Seth must have come late to the fight. And then he tried to warn me, tried to get me to help him, and I didn’t listen.

His panic runs through my veins along with my guilt, and I lose Ronan’s light.

“Seth, please. I need to focus.”

“I’m not leaving!” Seth grabs my hand, forcing it to a small wound that is rapidly bleeding on Taran’s stomach. “Heal him, godsdammit.”

“I’m trying!”

“Sylvie, it didn’t work,” says Ronan, sitting up. “The wounds are reopening. My magic is gone.”

“Fuck!”

“Sylvie!”

“Everyone stop and give me a minute,” I say.

My thoughts are rushing in a whirl of confusion.

I force myself to breathe. If I can’t calm down and figure this out, they’ll die.

“Taran and Ronan were poisoned, and it seems like some version of the anti-light-magic poison Zara used. It was on the blades, so it’s in their blood.

It’s stopping the light magic from working, even from me. ”

“And fire,” says Seth. He’s clutching his knees to his chest.

“And fire. The elixirs may still work. They’re alchemy, and not all alchemy is magic.”

“But it won’t be fast enough,” says Ronan, crawling towards Taran and clutching at his side. “Sylvie, he’s dying.”

“No, he fucking isn’t.” Seth reaches over to where I left the elixirs and smelling salts on the ground.

“What are you doing?”

“Getting an elixir into him while you decide how to save him.”

“Ronan just said it won’t be fast enough—”

“I DON’T CARE.” Seth grips the bottle with white knuckles, his shoulders shaking with anger and fear. He brings it to Taran’s lips, but he’s unconscious so he doesn’t drink.

Seth blinks a tear out of his eyes as he opens the smelling salts vial.

“Seth, don’t,” says Ronan gently. “He’s going to be in a lot of pain.”

“This has to work.”

Ronan grabs Seth by the shoulders to stop him, but he’s in pain too. Seth overpowers him easily and shoves him aside. I reach for Ronan to stop him from hitting the ground.
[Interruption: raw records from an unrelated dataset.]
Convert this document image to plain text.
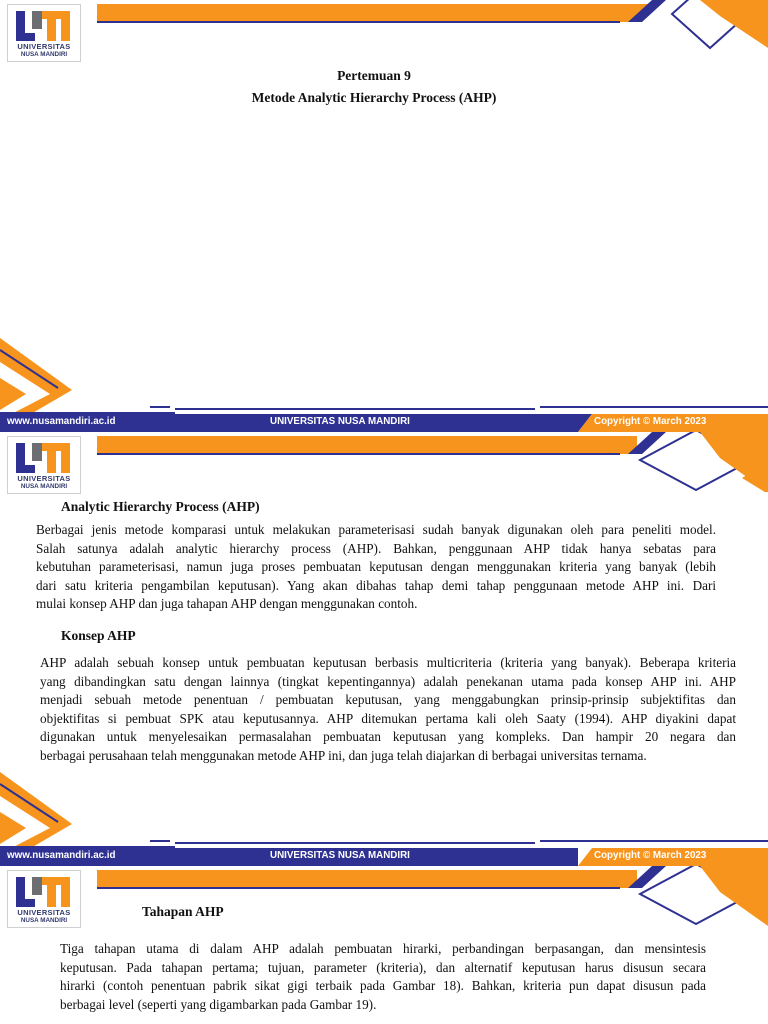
UNIVERSITAS
NUSA MANDIRI
Pertemuan 9
Metode Analytic Hierarchy Process (AHP)
www.nusamandiri.ac.id	UNIVERSITAS NUSA MANDIRI	Copyright © March 2023
UNIVERSITAS
NUSA MANDIRI
Analytic Hierarchy Process (AHP)
Berbagai jenis metode komparasi untuk melakukan parameterisasi sudah banyak digunakan oleh para peneliti model.
Salah satunya adalah analytic hierarchy process (AHP). Bahkan, penggunaan AHP tidak hanya sebatas para
kebutuhan parameterisasi, namun juga proses pembuatan keputusan dengan menggunakan kriteria yang banyak (lebih
dari satu kriteria pengambilan keputusan). Yang akan dibahas tahap demi tahap penggunaan metode AHP ini. Dari
mulai konsep AHP dan juga tahapan AHP dengan menggunakan contoh.
Konsep AHP
AHP adalah sebuah konsep untuk pembuatan keputusan berbasis multicriteria (kriteria yang banyak). Beberapa kriteria
yang dibandingkan satu dengan lainnya (tingkat kepentingannya) adalah penekanan utama pada konsep AHP ini. AHP
menjadi sebuah metode penentuan / pembuatan keputusan, yang menggabungkan prinsip-prinsip subjektifitas dan
objektifitas si pembuat SPK atau keputusannya. AHP ditemukan pertama kali oleh Saaty (1994). AHP diyakini dapat
digunakan untuk menyelesaikan permasalahan pembuatan keputusan yang kompleks. Dan hampir 20 negara dan
berbagai perusahaan telah menggunakan metode AHP ini, dan juga telah diajarkan di berbagai universitas ternama.
www.nusamandiri.ac.id	UNIVERSITAS NUSA MANDIRI	Copyright © March 2023
UNIVERSITAS
NUSA MANDIRI
Tahapan AHP
Tiga tahapan utama di dalam AHP adalah pembuatan hirarki, perbandingan berpasangan, dan mensintesis
keputusan. Pada tahapan pertama; tujuan, parameter (kriteria), dan alternatif keputusan harus disusun secara
hirarki (contoh penentuan pabrik sikat gigi terbaik pada Gambar 18). Bahkan, kriteria pun dapat disusun pada
berbagai level (seperti yang digambarkan pada Gambar 19).
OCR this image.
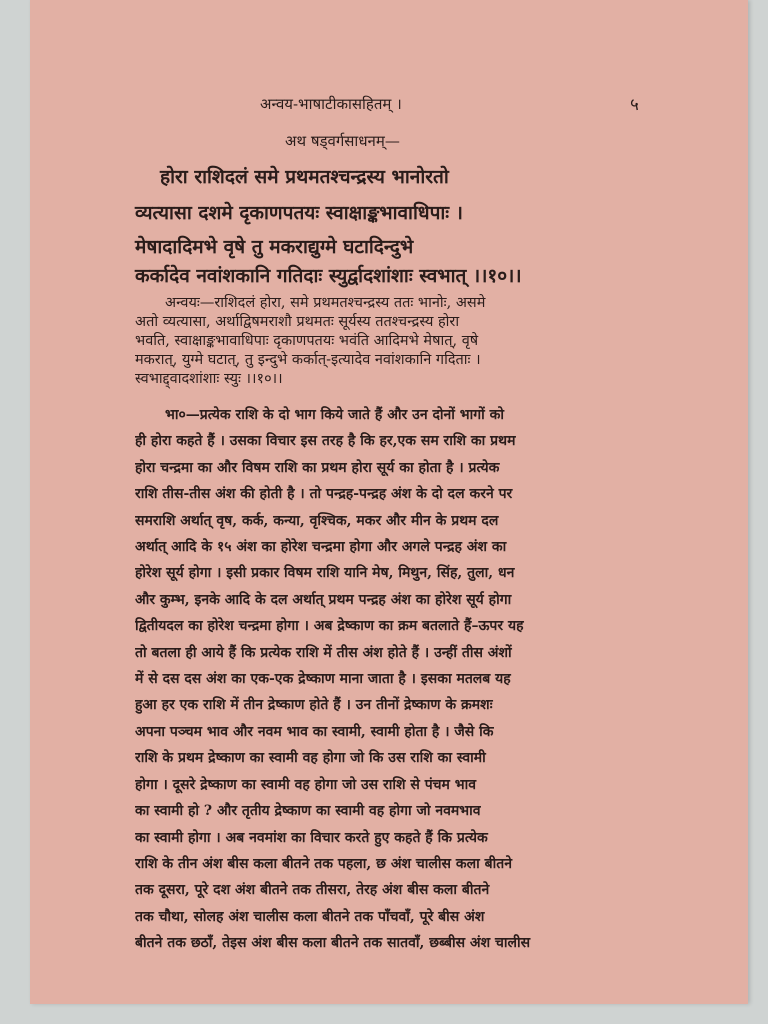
अन्वय-भाषाटीकासहितम् ।	५
अथ षड्वर्गसाधनम्—
होरा राशिदलं समे प्रथमतश्चन्द्रस्य भानोरतो
व्यत्यासा दशमे दृकाणपतयः स्वाक्षाङ्कभावाधिपाः ।
मेषादादिमभे वृषे तु मकराद्युग्मे घटादिन्दुभे
कर्कादेव नवांशकानि गतिदाः स्युर्द्वादशांशाः स्वभात् ।।१०।।
अन्वयः—राशिदलं होरा, समे प्रथमतश्चन्द्रस्य ततः भानोः, असमे
अतो व्यत्यासा, अर्थाद्विषमराशौ प्रथमतः सूर्यस्य ततश्चन्द्रस्य होरा
भवति, स्वाक्षाङ्कभावाधिपाः दृकाणपतयः भवंति आदिमभे मेषात्, वृषे
मकरात्, युग्मे घटात्, तु इन्दुभे कर्कात्-इत्यादेव नवांशकानि गदिताः ।
स्वभाद्द्वादशांशाः स्युः ।।१०।।
भा०—प्रत्येक राशि के दो भाग किये जाते हैं और उन दोनों भागों को
ही होरा कहते हैं । उसका विचार इस तरह है कि हर,एक सम राशि का प्रथम
होरा चन्द्रमा का और विषम राशि का प्रथम होरा सूर्य का होता है । प्रत्येक
राशि तीस-तीस अंश की होती है । तो पन्द्रह-पन्द्रह अंश के दो दल करने पर
समराशि अर्थात् वृष, कर्क, कन्या, वृश्चिक, मकर और मीन के प्रथम दल
अर्थात् आदि के १५ अंश का होरेश चन्द्रमा होगा और अगले पन्द्रह अंश का
होरेश सूर्य होगा । इसी प्रकार विषम राशि यानि मेष, मिथुन, सिंह, तुला, धन
और कुम्भ, इनके आदि के दल अर्थात् प्रथम पन्द्रह अंश का होरेश सूर्य होगा
द्वितीयदल का होरेश चन्द्रमा होगा । अब द्रेष्काण का क्रम बतलाते हैं–ऊपर यह
तो बतला ही आये हैं कि प्रत्येक राशि में तीस अंश होते हैं । उन्हीं तीस अंशों
में से दस दस अंश का एक-एक द्रेष्काण माना जाता है । इसका मतलब यह
हुआ हर एक राशि में तीन द्रेष्काण होते हैं । उन तीनों द्रेष्काण के क्रमशः
अपना पञ्चम भाव और नवम भाव का स्वामी, स्वामी होता है । जैसे कि
राशि के प्रथम द्रेष्काण का स्वामी वह होगा जो कि उस राशि का स्वामी
होगा । दूसरे द्रेष्काण का स्वामी वह होगा जो उस राशि से पंचम भाव
का स्वामी हो ? और तृतीय द्रेष्काण का स्वामी वह होगा जो नवमभाव
का स्वामी होगा । अब नवमांश का विचार करते हुए कहते हैं कि प्रत्येक
राशि के तीन अंश बीस कला बीतने तक पहला, छ अंश चालीस कला बीतने
तक दूसरा, पूरे दश अंश बीतने तक तीसरा, तेरह अंश बीस कला बीतने
तक चौथा, सोलह अंश चालीस कला बीतने तक पाँचवाँ, पूरे बीस अंश
बीतने तक छठाँ, तेइस अंश बीस कला बीतने तक सातवाँ, छब्बीस अंश चालीस
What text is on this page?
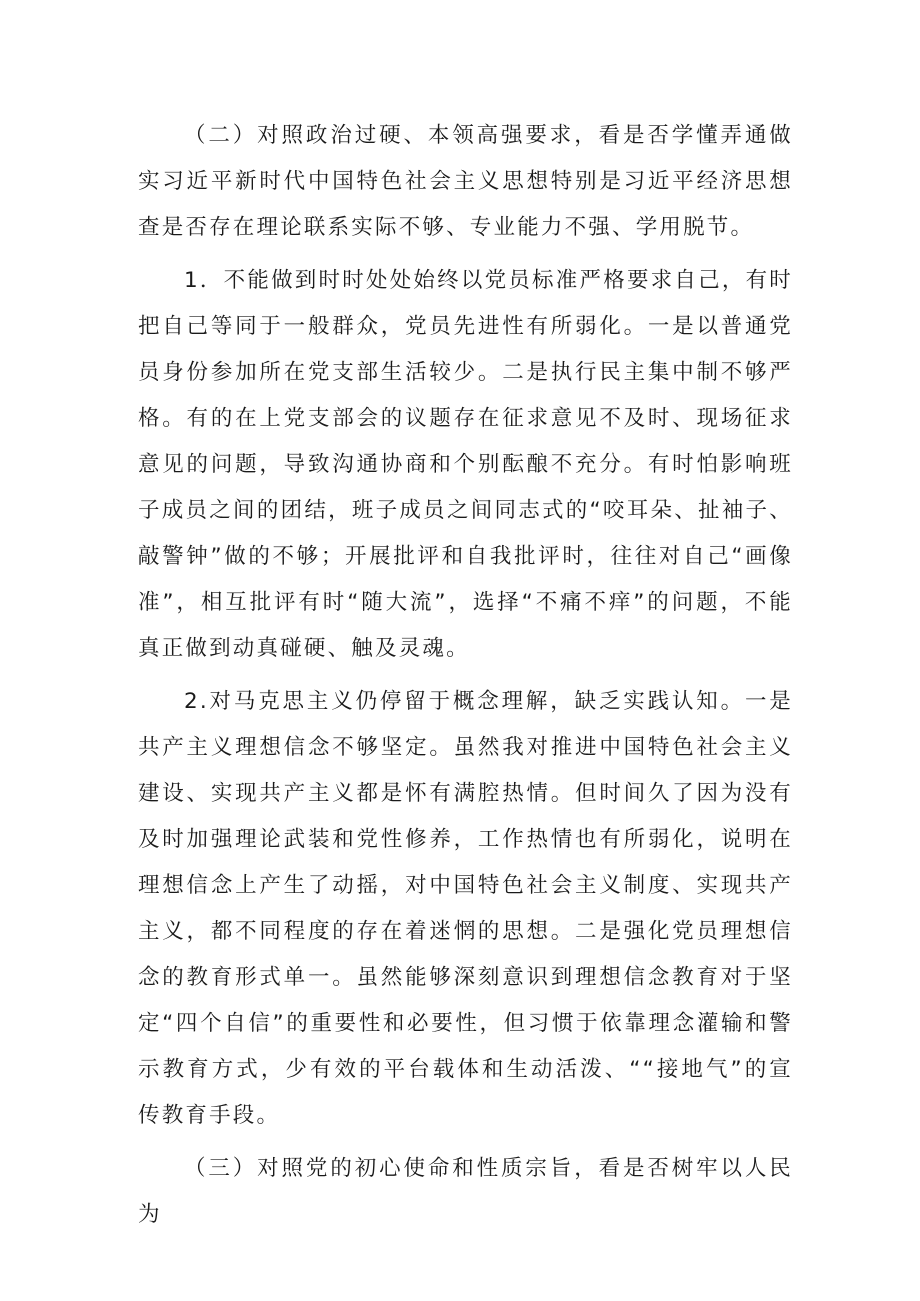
（二）对照政治过硬、本领高强要求，看是否学懂弄通做实习近平新时代中国特色社会主义思想特别是习近平经济思想查是否存在理论联系实际不够、专业能力不强、学用脱节。

1．不能做到时时处处始终以党员标准严格要求自己，有时把自己等同于一般群众，党员先进性有所弱化。一是以普通党员身份参加所在党支部生活较少。二是执行民主集中制不够严格。有的在上党支部会的议题存在征求意见不及时、现场征求意见的问题，导致沟通协商和个别酝酿不充分。有时怕影响班子成员之间的团结，班子成员之间同志式的“咬耳朵、扯袖子、敲警钟”做的不够；开展批评和自我批评时，往往对自己“画像准”，相互批评有时“随大流”，选择“不痛不痒”的问题，不能真正做到动真碰硬、触及灵魂。

2.对马克思主义仍停留于概念理解，缺乏实践认知。一是共产主义理想信念不够坚定。虽然我对推进中国特色社会主义建设、实现共产主义都是怀有满腔热情。但时间久了因为没有及时加强理论武装和党性修养，工作热情也有所弱化，说明在理想信念上产生了动摇，对中国特色社会主义制度、实现共产主义，都不同程度的存在着迷惘的思想。二是强化党员理想信念的教育形式单一。虽然能够深刻意识到理想信念教育对于坚定“四个自信”的重要性和必要性，但习惯于依靠理念灌输和警示教育方式，少有效的平台载体和生动活泼、““接地气”的宣传教育手段。

（三）对照党的初心使命和性质宗旨，看是否树牢以人民为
“Seth, I know you’re scared, but stop. This isn’t helping.” I heal Ronan’s wounds again, hoping the healing will last longer this time.

And then I turn back to Taran just as Seth forces him awake.

He lurches upright, taking a gasping, rattling breath that tears my heart open to hear.

Oh gods, he’s going to die.

He blinks in confusion at Seth and then cries out as Seth shoves the elixir into his mouth. “You’re going to be alright. Drink.”

Taran chokes on the elixir, coughing up blood with it.